The goal of this project is to explain major features of the data we have identified and briefly summarize our plans for creating the prediction algorithm for the next English word you will type.
The motivation of this example is to:
This is intended as a short summary. Pre-processing of data and extraction of preliminary features as a preparation of the prediction algorithm to be used.
This report is fully reproducible. Execution on a local environment will cause the installation of required libraries and dependencies.
We start pre-processing by loading the necessary libraries:
pacman::p_load(ngram, ggplot2, gridExtra)
We download and unzip the zipped file as needed (checks for existence). We cannot use knitr caching due to a crash of an underlying C library.
url <- 'https://d396qusza40orc.cloudfront.net/dsscapstone/dataset/Coursera-SwiftKey.zip'
file <- 'training.zip'
if (!file.exists(file)) {
download.file(url, destfile=file, method='curl')
}
if (!file.exists('final')) {
unzip(file)
}
We read each of the files individually. Given the nature of this exploration we limit each files to a maximum number of lines.
twitter <- readLines('final/en_US/en_US.twitter.txt', n=10000)
blogs <- readLines('final/en_US/en_US.blogs.txt',n=10000)
news <- readLines('final/en_US/en_US.news.txt',n=10000)
Since each source differ in each line lengths, we should expect different volumes of data per source. At this point it should not be relevant.

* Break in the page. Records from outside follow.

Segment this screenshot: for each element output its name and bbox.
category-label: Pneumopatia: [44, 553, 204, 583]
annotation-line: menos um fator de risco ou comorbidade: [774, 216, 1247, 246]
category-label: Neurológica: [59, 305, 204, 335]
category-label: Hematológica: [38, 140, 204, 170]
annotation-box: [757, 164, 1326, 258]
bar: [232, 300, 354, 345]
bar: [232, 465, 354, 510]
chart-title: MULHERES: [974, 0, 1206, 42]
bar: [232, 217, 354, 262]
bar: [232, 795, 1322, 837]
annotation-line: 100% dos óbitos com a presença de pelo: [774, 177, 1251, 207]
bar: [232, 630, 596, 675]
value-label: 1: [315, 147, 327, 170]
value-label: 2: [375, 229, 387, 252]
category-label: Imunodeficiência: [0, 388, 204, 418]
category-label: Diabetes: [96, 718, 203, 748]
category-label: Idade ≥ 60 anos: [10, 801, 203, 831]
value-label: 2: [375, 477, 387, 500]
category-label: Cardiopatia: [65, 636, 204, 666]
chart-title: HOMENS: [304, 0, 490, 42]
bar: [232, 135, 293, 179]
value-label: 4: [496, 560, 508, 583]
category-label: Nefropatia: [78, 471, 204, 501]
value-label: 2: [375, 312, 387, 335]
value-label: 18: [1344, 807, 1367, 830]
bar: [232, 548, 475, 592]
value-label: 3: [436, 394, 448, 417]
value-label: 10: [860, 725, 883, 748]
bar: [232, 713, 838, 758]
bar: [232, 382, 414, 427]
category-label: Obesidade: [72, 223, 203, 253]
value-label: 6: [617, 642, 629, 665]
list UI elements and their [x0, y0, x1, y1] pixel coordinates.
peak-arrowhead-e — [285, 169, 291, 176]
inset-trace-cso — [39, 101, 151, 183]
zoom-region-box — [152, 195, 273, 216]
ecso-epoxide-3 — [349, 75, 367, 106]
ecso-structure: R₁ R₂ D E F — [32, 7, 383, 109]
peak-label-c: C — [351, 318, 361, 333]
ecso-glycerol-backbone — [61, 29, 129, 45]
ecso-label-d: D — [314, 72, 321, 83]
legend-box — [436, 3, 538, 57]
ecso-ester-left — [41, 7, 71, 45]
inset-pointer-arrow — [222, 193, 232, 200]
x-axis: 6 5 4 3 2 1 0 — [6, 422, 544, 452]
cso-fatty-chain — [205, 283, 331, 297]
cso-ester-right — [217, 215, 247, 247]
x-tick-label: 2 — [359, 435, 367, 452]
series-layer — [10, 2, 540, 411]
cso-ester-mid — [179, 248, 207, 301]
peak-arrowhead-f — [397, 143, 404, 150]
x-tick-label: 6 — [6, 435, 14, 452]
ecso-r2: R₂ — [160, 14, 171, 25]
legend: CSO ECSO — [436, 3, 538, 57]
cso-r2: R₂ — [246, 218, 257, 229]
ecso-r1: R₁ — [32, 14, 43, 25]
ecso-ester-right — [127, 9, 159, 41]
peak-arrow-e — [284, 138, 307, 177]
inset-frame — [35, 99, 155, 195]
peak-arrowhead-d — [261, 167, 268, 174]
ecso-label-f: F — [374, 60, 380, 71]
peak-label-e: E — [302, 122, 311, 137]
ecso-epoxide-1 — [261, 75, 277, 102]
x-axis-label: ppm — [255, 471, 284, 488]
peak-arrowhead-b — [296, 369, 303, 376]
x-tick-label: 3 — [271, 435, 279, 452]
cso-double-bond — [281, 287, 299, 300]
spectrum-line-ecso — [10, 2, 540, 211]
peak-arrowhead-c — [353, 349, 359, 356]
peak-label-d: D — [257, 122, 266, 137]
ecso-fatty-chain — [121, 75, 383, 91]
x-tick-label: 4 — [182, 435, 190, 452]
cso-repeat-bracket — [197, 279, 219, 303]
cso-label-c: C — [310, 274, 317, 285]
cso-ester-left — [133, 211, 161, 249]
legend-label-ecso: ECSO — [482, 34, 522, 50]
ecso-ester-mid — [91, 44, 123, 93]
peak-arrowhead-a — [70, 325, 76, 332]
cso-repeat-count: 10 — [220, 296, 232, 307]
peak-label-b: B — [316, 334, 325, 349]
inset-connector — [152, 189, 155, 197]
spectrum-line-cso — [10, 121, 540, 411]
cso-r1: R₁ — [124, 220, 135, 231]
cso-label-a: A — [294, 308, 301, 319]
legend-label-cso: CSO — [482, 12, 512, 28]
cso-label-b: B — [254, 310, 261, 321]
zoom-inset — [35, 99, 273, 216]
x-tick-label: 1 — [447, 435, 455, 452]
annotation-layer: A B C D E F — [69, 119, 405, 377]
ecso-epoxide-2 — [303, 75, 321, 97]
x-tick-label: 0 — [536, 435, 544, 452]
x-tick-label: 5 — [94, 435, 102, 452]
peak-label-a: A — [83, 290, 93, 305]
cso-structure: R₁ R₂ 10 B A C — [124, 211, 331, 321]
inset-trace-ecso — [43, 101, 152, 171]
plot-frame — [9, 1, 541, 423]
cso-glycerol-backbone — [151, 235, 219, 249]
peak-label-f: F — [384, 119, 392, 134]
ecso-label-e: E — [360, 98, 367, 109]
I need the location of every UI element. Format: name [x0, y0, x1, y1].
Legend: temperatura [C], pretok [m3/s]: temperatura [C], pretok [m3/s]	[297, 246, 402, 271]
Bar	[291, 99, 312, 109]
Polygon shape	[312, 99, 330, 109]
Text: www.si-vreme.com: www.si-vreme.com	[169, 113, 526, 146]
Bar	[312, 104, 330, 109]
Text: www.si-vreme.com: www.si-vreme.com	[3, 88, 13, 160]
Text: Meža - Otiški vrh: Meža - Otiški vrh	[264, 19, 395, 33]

For each source - twitter, blogs, and news we extract unigrams, bigrams and trigrams - what is relevant for this analysis.
tw <- paste(twitter, collapse='/n')
tw1 <- ngram(tw, n=1)
tw2 <- ngram(tw, n=2)
tw3 <- ngram(tw, n=3)
bl <- paste(blogs, collapse='/n')
bl1 <- ngram(bl, n=1)
bl2 <- ngram(bl, n=2)
bl3 <- ngram(bl, n=3)
nw <- paste(news, collapse='/n')
nw1 <- ngram(nw, n=1)
nw2 <- ngram(nw, n=2)
nw3 <- ngram(nw, n=3)
We are now ready to start the premilinary analysis.
We can peek at a few top samples of each of the sources to get a sense of what type of insights the data brings:
tw.pt.1 <- get.phrasetable(tw1)
tw.pt.1$source <- 'twitter'
bl.pt.1 <- get.phrasetable(bl1)
bl.pt.1$source <- 'blogs'
nw.pt.1 <- get.phrasetable(nw1)
nw.pt.1$source <- 'news'
grid.arrange(tableGrob(head(tw.pt.1)),
tableGrob(head(bl.pt.1)),
tableGrob(head(nw.pt.1)),
ncol=2)
We can get a comparative sample by extracting densities of frequencies of each words, across each media:
ggplot(data=rbind(tw.pt.1, bl.pt.1, nw.pt.1), aes(x=freq, fill=source)) +
geom_density(adjust=1.5, alpha=0.3) +
xlim(0,10)
## Warning: Removed 7350 rows containing non-finite values (stat_density).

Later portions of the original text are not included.